Baystate Medical Center Springfield, MA, United States
Fatima Warraich, MD, MEHP1, Jean Chalhoub, MD1, Spencer C. Knox, MD2, Jacob Alexander, MD, DM1 1Baystate Medical Center, Springfield, MA; 2University of Massachusetts Medical School - Baystate, Springfield, MA
Introduction: Roux-en-Y gastric bypass (RYGB) is an effective weight loss surgery. Ulcers and bleeding from the excluded stomach are reported but diagnosis is challenging due to difficulty accessing the excluded stomach with standard endoscopy. We present a rare case of perforation of a marginal ulcer in the excluded stomach.
Case Description/Methods: A 55-year-old man with Roux-en-Y gastric bypass surgery 22 years ago, perforated marginal ulcer with surgical repair, and anastomotic stricture requiring dilation, was hospitalized with abdominal pain and new CT finding of ascites of uncertain etiology. Surgery was consulted for possible perforated marginal ulcer but upper GI series was negative and no surgical intervention was recommended. He continued to endorse abdominal pain for which he underwent endoscopy showing a clean-based ulcer. Over the course of admission, patient's pain improved and he was discharged. The patient returned after developing a fever with recurrent pain. CT was concerning for perforation of the greater curvature of the stomach with frank pneumoperitoneum and peripheral enhancement of a large fluid collection concerning for an abscess. CT guided drainage of the abscess was done and he was started on antibiotics. Repeat CT abdomen showed retroperitoneal collection despite drain being in position. TPA was administered through the drain with improvement in output. The patient then had an episode of maroon stools and sanguinous drain output, became hypotensive, and had a decreased in hemoglobin. He was taken to the OR emergently and underwent EGD which was unremarkable, followed by exploratory laparotomy with partial gastrectomy of the excluded gastric remnant.
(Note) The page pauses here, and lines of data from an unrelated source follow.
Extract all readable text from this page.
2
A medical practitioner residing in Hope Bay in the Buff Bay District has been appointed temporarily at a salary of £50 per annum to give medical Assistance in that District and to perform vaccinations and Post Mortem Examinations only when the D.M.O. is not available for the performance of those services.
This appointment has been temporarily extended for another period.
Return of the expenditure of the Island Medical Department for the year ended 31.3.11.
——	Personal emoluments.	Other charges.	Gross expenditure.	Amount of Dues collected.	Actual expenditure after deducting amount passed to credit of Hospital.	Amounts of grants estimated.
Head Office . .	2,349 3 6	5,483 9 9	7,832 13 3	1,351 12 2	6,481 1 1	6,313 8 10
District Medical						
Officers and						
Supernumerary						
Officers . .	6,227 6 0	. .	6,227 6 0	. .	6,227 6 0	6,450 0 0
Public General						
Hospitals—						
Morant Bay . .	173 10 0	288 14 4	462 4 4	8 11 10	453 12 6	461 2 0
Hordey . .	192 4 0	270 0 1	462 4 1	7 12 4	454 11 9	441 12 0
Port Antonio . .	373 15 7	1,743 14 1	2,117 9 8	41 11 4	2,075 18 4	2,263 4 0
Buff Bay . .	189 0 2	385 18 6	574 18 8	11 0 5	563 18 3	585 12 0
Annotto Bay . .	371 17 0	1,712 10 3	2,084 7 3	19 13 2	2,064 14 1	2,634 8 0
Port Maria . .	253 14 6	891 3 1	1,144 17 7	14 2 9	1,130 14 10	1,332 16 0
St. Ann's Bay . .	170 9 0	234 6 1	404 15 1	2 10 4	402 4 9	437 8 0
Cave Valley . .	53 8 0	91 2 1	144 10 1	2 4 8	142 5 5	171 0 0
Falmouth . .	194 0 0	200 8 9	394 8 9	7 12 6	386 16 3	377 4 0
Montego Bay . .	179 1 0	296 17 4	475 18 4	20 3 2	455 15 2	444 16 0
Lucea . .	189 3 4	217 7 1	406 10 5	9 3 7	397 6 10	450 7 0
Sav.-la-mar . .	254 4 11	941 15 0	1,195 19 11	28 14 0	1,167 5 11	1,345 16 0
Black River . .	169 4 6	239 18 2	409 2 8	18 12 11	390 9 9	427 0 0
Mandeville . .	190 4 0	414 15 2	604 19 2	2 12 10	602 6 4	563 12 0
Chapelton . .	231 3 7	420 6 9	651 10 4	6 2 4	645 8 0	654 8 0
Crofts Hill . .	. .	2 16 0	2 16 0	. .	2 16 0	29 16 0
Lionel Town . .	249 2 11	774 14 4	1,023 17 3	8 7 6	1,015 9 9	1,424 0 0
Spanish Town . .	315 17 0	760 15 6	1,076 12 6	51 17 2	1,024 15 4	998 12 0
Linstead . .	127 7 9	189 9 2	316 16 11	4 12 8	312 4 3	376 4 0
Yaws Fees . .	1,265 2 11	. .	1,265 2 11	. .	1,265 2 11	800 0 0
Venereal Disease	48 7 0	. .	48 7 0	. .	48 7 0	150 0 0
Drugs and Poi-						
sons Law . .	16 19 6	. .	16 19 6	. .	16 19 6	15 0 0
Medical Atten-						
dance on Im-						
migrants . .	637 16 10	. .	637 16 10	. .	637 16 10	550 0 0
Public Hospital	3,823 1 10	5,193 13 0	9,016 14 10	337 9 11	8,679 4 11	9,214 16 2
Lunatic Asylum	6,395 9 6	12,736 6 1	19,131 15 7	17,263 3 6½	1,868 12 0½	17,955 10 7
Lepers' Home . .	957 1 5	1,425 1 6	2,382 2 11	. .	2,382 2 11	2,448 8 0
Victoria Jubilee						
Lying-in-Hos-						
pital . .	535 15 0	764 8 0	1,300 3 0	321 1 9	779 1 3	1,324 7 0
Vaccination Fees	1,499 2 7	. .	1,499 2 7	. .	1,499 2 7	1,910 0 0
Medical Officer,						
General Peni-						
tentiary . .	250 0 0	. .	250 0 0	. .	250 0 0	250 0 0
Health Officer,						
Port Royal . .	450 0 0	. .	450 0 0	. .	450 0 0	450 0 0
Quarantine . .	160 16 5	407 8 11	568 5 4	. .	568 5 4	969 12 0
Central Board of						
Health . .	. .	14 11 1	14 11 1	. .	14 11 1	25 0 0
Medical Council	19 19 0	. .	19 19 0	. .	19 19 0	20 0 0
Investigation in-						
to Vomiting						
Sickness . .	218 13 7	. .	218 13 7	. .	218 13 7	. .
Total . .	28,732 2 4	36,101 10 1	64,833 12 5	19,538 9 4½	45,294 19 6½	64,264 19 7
He had no further bleeding post-operatively.
Discussion: Delayed upper GI bleeding after RYGB has been reported in the setting of marginal ulcers, peptic ulcer disease including H. pylori, ischemia, tumors, gastrogastric fistula, variceal bleeding, and rarely perforation. Often, bleeding can be diagnosed and treated endoscopically but due to the altered anatomy, standard endoscopy is not always effective. Other options include CT angiography, tagged RBC scanning, celiac angiography, double balloon enteroscopy, or laparoscopic gastroduodenoscopy. Surgery remains the ultimate treatment for unstable gastric remnant bleeding with perforation. GI bleeding after RYGB presents a unique diagnostic challenge. Clinicians should have a high index of suspicion for a bleeding source in the excluded stomach, even years after the procedure.
Disclosures: Fatima Warraich indicated no relevant financial relationships. Jean Chalhoub indicated no relevant financial relationships. Spencer Knox indicated no relevant financial relationships. Jacob Alexander indicated no relevant financial relationships.
Fatima Warraich, MD, MEHP1, Jean Chalhoub, MD1, Spencer C. Knox, MD2, Jacob Alexander, MD, DM1. P2575 - A Case of Gastrointestinal Bleeding From the Excluded Stomach 22 Years After Roux-en-Y Gastric Bypass, ACG 2021 Annual Scientific Meeting Abstracts. Las Vegas, Nevada: American College of Gastroenterology.